Leonid Wolkow – „Putinland“ 

Buchkritik "Putinland" präsentiert von www.schabel-kultur-land.de

©Droemer Verlag, 2022

Ursprünglich Mathematiker und IT-Experte im Ausland, kam Leonid Wolkow auf Bitte Nawalnys zurück nach Russland, um seinen Wahlkampf zu leiten. Nawalny wollte ein Gegengewicht zu Korruption und Selbstbereicherung schaffen und die demokratische Entwicklung vorantreiben. Er erlebte die Repressionen, Nawalnys Erfolge und seine Vergiftung.

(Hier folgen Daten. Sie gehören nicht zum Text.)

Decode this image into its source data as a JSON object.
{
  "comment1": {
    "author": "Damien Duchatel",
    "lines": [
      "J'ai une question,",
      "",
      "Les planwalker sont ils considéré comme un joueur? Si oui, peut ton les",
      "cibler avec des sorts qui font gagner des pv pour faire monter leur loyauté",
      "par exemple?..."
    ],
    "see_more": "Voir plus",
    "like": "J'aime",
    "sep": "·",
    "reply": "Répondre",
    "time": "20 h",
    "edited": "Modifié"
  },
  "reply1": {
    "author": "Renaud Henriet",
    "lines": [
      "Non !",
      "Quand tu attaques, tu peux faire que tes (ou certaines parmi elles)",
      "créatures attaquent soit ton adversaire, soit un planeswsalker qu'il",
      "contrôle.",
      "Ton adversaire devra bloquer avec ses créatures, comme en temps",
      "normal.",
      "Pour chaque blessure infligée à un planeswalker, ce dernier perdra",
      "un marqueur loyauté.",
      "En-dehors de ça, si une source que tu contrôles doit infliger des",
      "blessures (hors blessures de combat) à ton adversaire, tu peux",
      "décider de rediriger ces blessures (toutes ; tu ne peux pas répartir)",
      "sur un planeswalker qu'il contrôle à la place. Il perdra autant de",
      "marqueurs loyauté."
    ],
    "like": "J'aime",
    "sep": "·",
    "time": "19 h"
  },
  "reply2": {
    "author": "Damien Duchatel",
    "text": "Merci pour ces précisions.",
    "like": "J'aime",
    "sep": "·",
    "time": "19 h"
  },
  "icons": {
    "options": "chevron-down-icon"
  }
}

Inzwischen wieder im Westen fühlt sich Leonid Wolkow als „Außenminister der russischen Opposition“. 

Im Erzählton, auf die wichtigsten Ereignisse seit der Auflösung der Sowjetunion fokussierend beschreibt Leonid Wolkow den brutalen Wechsel von der staatlich gelenkten Planwirtschaft zur freien, konkurrenzgesteuerten Marktwirtschaft, der schnell zum Kollaps führte. Menschen und Instiutionen waren vollkommen überfordert. Da die russische Bevölkerung keinerlei Ahnung von Geldwirtschaft, Unternehmertum, Preisgestaltung und Bewertung der eigenen Leistung hatte, wurde Russland in den frühen 1990er Jahren ein Eldorado für Trickbetrüger. Als Beamter einer Planwirtschaft, die in 5-Jahres-Plänen Ziele vorgab, hatten die Menschen bislang über den Sinn von Produktionen und Qualitätssicherung nicht nachdenken müssen. Eine Generation „Neuer Russen“ wusste allerdings schnell die kapitalistischen Möglichkeiten zu nutzen. Die Demokratie stand dagegen für Armut, Chaos, Achterbahnfahrt. Es entstand das kollektive Trauma ungerechter Behandlung. Man war im Kalten Krieg besiegt worden und erhielt im Gegensatz zu Deutschland nach dem Zweiten Weltkrieg keine Anschubhilfe.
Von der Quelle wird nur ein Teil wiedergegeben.